Nesta travessia, a intenção é provocar sentidos e sobressaltos na linguagem², afastando-nos da representação literal e convidando-nos ao mergulho numa conexão profunda entre os sentidos e a imaginação. Entre cá e lá, estamos perante uma composição entre-lugares, contada através dos traços nuançados de Bassul, que ousa fabular conversas entre eles e explorar frações ocultas nas entrelinhas de cada obra. O centro nevrálgico da sua investigação é, como o próprio artista aponta, “a travessia do mundo concreto das edificações para o território impalpável dos sentidos”. Esta coleção abre assim uma onda na qual as imagens-poema assumem a condição de desenhos, cortes e brechas. E, como tal, encenam uma ligação que se tateia, experimenta e descobre a cada movimento, numa fisicalidade tão provocadora quanto melancólica. Bassul revela uma habilidade única de amalandrar forças opostas: poder e simplicidade, imponência e subtileza, senso público e intimidade, sempre movido por uma força a um só tempo afetiva e transformadora. A perambular entre o estético, o poético e o político – inspirado nos legados de Lygia Clark e Hélio Oiticica – Bassul entrelaça-se no diálogo entre linhas e formas como se dançasse num mundo imaginário. Seus micro-poemas desvelam um aspeto lírico na atmosfera por vezes agressiva e excludente da cidade. Evidenciam assim que, mesmo conscientes das imperfeições do mundo, haverá sempre lugar para o vivermos poeticamente. E é

admirável o quanto a troca se faz verdadeiramente livre e profunda, fazendo-nos crer que as fotografias assumem a forma de esquissos numa folha em branco, como se naquele gesto coubesse toda a imagem possível: a do sonho.
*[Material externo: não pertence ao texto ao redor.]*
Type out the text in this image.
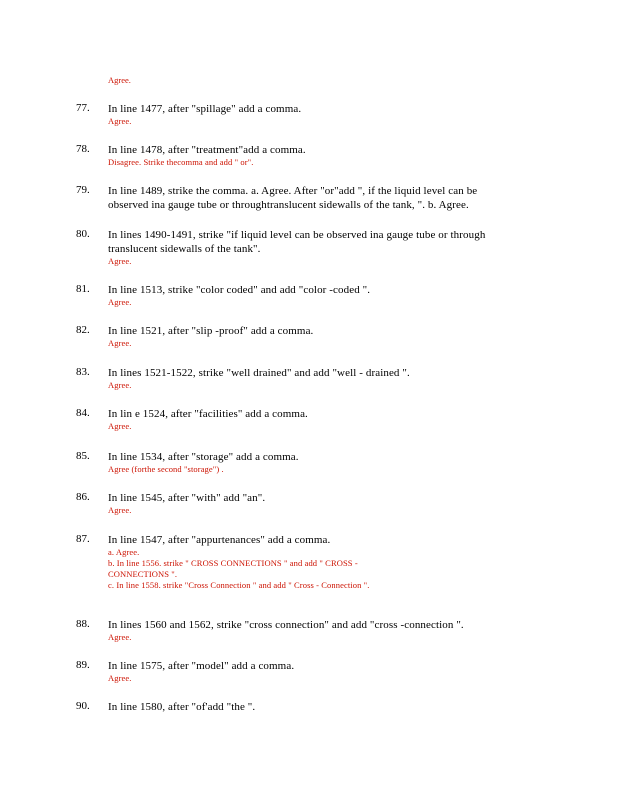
Agree.
77. In line 1477, after "spillage" add a comma.
Agree.
78. In line 1478, after "treatment"add a comma.
Disagree. Strike thecomma and add " or".
79. In line 1489, strike the comma. a. Agree. After "or"add ", if the liquid level can be
observed ina gauge tube or throughtranslucent sidewalls of the tank, ". b. Agree.
80. In lines 1490-1491, strike "if liquid level can be observed ina gauge tube or through
translucent sidewalls of the tank".
Agree.
81. In line 1513, strike "color coded" and add "color -coded ".
Agree.
82. In line 1521, after "slip -proof" add a comma.
Agree.
83. In lines 1521-1522, strike "well drained" and add "well - drained ".
Agree.
84. In lin e 1524, after "facilities" add a comma.
Agree.
85. In line 1534, after "storage" add a comma.
Agree (forthe second "storage") .
86. In line 1545, after "with" add "an".
Agree.
87. In line 1547, after "appurtenances" add a comma.
a. Agree.
b. In line 1556. strike " CROSS CONNECTIONS " and add " CROSS -
CONNECTIONS ".
c. In line 1558. strike "Cross Connection " and add " Cross - Connection ".
88. In lines 1560 and 1562, strike "cross connection" and add "cross -connection ".
Agree.
89. In line 1575, after "model" add a comma.
Agree.
90. In line 1580, after "of'add "the ".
O artista entrega-se à premissa de Guimarães Rosa em Grande Sertão: Veredas a par da inquietação e Desassossego de Fernando Pessoa. É aqui que Bassul mais se destaca numa das suas qualidades mais distintas: a ousadia de captar enigmas, num pensamento que constata as formas, as configurações existentes, em pleno equilíbrio entre a razão e a poesia, entendendo a realidade como construção e mergulhando na vertigem da experiência. É impossível não se surpreender com esta travessia, não reagir perante o enigma da sua obra que, com o seu próprio movimento de rotação, se expande e contagia entre mares e hemisférios – sentindo as vibrações do entorno e a reverberação que as travessias sempre causam.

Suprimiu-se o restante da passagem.